Personnel of Armed Forces carried the casket, draped in Pakistani flag, containing Dr Ruth Pfau's body into St. Patrick's Cathedral. During World War II as a teenager she barely survived the Allied bombing which destroyed her home.
After graduation she joined the Daughters of the Heart of Mary Society, whe \n she was 29 the society sent her to India but due to some visa issues she landed in Karachi.
Last year, the number of patients under treatment for leprosy fell to 531 from over 19,000 in the 1980s.
She collected funds, and with donation from Germany and Pakistan and in 1968 she managed to convince the Government of Pakistan to start a National Leprosy Control Program in corporation with the Marie Adelaide Leprosy Center (MALC) and set up clinics all over the country. After witnessing the plight of leprosy patients, she chose to settle here. In recognition of her services to the country, she was awarded Pakistani citizenship in 1988.

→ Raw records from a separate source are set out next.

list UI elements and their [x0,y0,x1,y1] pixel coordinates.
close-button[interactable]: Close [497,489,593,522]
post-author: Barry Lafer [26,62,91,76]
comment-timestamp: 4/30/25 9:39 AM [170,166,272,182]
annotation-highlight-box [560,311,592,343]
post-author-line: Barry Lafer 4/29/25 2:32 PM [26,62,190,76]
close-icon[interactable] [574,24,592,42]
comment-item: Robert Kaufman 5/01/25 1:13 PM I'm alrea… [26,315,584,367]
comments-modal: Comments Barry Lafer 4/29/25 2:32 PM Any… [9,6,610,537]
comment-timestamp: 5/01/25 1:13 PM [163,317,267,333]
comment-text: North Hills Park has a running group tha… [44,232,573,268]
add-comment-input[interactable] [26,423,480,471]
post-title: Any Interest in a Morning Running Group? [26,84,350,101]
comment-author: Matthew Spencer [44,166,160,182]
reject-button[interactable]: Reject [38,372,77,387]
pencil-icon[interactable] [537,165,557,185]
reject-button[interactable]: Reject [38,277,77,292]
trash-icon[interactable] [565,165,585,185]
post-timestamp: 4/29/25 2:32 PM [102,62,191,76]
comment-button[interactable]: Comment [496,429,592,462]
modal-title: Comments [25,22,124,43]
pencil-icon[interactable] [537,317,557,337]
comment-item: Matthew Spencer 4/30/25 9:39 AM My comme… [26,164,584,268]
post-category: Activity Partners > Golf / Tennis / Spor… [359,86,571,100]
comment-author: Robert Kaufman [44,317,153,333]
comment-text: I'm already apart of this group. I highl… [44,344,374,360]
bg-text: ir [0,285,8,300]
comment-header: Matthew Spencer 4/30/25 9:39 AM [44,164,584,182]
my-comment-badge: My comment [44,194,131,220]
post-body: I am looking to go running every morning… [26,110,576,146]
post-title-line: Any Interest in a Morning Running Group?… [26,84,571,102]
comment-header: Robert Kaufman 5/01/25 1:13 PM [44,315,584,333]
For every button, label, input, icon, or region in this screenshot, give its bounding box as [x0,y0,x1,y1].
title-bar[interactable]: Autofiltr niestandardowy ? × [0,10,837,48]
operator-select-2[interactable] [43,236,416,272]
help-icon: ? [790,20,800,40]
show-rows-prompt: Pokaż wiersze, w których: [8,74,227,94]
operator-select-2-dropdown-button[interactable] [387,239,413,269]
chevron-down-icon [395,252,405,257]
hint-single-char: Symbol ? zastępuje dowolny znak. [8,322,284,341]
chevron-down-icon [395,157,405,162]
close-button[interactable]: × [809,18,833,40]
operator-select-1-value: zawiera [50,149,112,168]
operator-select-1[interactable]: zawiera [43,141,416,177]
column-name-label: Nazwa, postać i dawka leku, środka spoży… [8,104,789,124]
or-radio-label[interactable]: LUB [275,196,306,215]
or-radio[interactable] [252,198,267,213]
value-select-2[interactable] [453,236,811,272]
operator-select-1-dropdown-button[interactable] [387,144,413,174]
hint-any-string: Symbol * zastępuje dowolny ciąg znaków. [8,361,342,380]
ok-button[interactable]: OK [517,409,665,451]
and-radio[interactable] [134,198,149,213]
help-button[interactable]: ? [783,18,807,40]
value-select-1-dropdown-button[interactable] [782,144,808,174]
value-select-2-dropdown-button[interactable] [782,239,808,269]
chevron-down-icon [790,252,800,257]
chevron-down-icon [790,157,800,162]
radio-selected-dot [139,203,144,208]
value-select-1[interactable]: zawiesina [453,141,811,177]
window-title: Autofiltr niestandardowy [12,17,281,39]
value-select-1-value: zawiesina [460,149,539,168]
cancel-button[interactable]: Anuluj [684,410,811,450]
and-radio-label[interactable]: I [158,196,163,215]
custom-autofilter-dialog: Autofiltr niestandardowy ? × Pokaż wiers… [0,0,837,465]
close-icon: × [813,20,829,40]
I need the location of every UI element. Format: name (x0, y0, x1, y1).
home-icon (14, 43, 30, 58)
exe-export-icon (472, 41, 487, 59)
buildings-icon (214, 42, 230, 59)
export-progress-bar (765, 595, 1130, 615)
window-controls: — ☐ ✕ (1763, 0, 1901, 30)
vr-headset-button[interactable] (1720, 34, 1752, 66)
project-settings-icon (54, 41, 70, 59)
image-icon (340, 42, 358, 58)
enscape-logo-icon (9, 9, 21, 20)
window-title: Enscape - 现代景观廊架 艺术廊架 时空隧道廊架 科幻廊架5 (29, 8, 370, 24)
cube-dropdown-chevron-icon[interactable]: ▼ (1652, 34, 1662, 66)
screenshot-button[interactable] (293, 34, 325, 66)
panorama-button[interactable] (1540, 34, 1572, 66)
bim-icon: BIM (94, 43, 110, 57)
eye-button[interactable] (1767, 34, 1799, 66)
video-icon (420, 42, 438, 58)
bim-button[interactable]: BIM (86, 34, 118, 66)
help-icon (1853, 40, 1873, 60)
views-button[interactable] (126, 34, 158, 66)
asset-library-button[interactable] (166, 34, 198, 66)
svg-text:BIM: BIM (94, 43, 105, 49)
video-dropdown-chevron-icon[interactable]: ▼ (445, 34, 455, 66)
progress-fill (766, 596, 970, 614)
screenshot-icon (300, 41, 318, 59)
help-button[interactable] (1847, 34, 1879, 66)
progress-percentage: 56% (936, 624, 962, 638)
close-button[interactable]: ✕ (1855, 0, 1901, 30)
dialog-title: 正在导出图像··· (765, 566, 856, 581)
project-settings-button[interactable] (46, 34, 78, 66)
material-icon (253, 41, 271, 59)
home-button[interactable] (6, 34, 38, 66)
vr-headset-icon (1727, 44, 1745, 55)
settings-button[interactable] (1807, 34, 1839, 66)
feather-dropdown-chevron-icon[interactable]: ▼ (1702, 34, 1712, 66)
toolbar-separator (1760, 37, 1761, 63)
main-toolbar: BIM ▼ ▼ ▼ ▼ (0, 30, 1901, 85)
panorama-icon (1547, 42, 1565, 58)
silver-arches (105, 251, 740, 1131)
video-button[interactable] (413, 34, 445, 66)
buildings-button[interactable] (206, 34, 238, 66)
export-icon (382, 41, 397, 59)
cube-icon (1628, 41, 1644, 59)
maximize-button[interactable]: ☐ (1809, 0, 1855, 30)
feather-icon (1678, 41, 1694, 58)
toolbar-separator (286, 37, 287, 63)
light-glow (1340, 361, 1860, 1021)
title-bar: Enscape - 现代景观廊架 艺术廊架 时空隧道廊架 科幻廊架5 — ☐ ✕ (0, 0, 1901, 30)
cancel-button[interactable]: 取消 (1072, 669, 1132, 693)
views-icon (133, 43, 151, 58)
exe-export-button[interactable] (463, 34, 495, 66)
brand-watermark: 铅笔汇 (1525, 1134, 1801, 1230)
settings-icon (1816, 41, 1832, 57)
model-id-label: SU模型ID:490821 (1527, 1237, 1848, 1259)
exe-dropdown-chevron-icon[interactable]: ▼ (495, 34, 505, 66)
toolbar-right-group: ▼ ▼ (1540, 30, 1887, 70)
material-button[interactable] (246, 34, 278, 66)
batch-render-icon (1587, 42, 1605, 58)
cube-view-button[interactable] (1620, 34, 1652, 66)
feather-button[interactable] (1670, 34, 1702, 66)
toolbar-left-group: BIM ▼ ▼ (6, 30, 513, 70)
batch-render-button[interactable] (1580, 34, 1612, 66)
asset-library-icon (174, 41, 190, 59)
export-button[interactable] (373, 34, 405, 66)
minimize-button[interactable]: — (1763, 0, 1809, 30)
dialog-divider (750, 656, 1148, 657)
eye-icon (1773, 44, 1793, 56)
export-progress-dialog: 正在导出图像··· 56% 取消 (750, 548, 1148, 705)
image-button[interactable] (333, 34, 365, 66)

In 1996, the World Health Organisation declared that leprosy had been controlled in Pakistan, which led Pfau to the more challenging task of eliminating the disease.
Dr Ruth received various honor awards for her courage.
Pfau, who was rightly credited for eradicating leprosy from Pakistan wished that she should not be put on a ventilator, probably for living a natural life, how long it was. Dr Ruth passed away earlier this month after dedicating a lifetime to fighting leprosy in the country.
Unfortunately, the social worker who left Germany to treat patients in Pakistan breather her last, last week at the age of 87 but she was fortunate enough that her wishes were respected by her fellows. She is to be buried in her adopted homeland.